IN OTHER WORDS: Sizing up

Iran’s president, Mahmoud Ahmadinejad, lived up to his reputation for sophistry during an address last week to the UN General Assembly, a prickly interview on CNN, and an exchange with two dozen members of the Council on Foreign Relations. There is a value in giving public exposure to the prideful leader of the radical faction within the Iranian regime. The idea that Ahmadinejad should not be given a forum for expressing abhorrent or false views assumes that his listeners might fall prey to his persuasive powers. But in his appearances he was tellingly rigid. He repeated a few simple, self-serving notions, telling questioners they had their facts or their history all wrong.

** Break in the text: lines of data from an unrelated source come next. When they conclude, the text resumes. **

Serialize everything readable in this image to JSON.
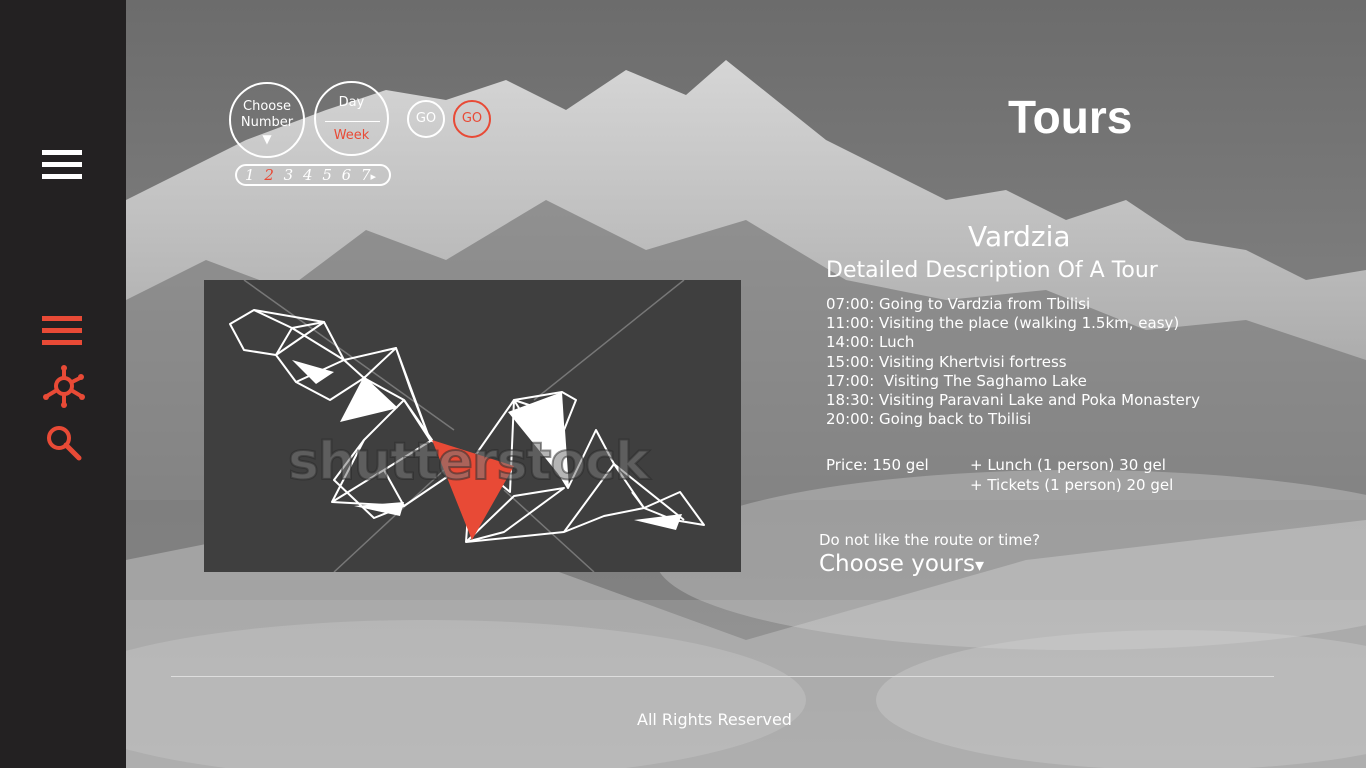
{
  "sidebar": {
    "icons": [
      "menu-icon",
      "list-icon",
      "network-icon",
      "search-icon"
    ],
    "accent_color": "#e84a36",
    "background": "#232122"
  },
  "controls": {
    "choose_number": {
      "line1": "Choose",
      "line2": "Number",
      "arrow": "▼"
    },
    "day_week": {
      "day": "Day",
      "week": "Week"
    },
    "go_buttons": [
      "GO",
      "GO"
    ],
    "pager": {
      "pages": [
        "1",
        "2",
        "3",
        "4",
        "5",
        "6",
        "7"
      ],
      "active": "2",
      "next": "▸"
    }
  },
  "map": {
    "watermark": "shutterstock"
  },
  "page": {
    "title": "Tours",
    "tour_name": "Vardzia",
    "description_title": "Detailed Description Of A Tour",
    "schedule": [
      "07:00: Going to Vardzia from Tbilisi",
      "11:00: Visiting the place (walking 1.5km, easy)",
      "14:00: Luch",
      "15:00: Visiting Khertvisi fortress",
      "17:00:  Visiting The Saghamo Lake",
      "18:30: Visiting Paravani Lake and Poka Monastery",
      "20:00: Going back to Tbilisi"
    ],
    "price": "Price: 150 gel",
    "extras": [
      "+ Lunch (1 person) 30 gel",
      "+ Tickets (1 person) 20 gel"
    ],
    "question": "Do not like the route or time?",
    "choose_yours": "Choose yours",
    "choose_arrow": "▾"
  },
  "footer": {
    "text": "All Rights Reserved"
  }
}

The purpose of Ahmadinejad’s brief against the Security Council, however, is to delegitimise the resolution passed by the council calling on Iran to suspend its enrichment of uranium. His tirade was also meant to preempt any resolutions for sanctions that Iran might face if it does not suspend enrichment and renew negotiations next month with France, Britain, Germany, and the US. If those negotiations take place, the more pragmatic elements of Iran’s Islamic republic will have prevailed. If not, it will mean that Ahmadinejad’s radical gang is in the ascendancy. And Americans have now had the benefit of sizing up its leader directly.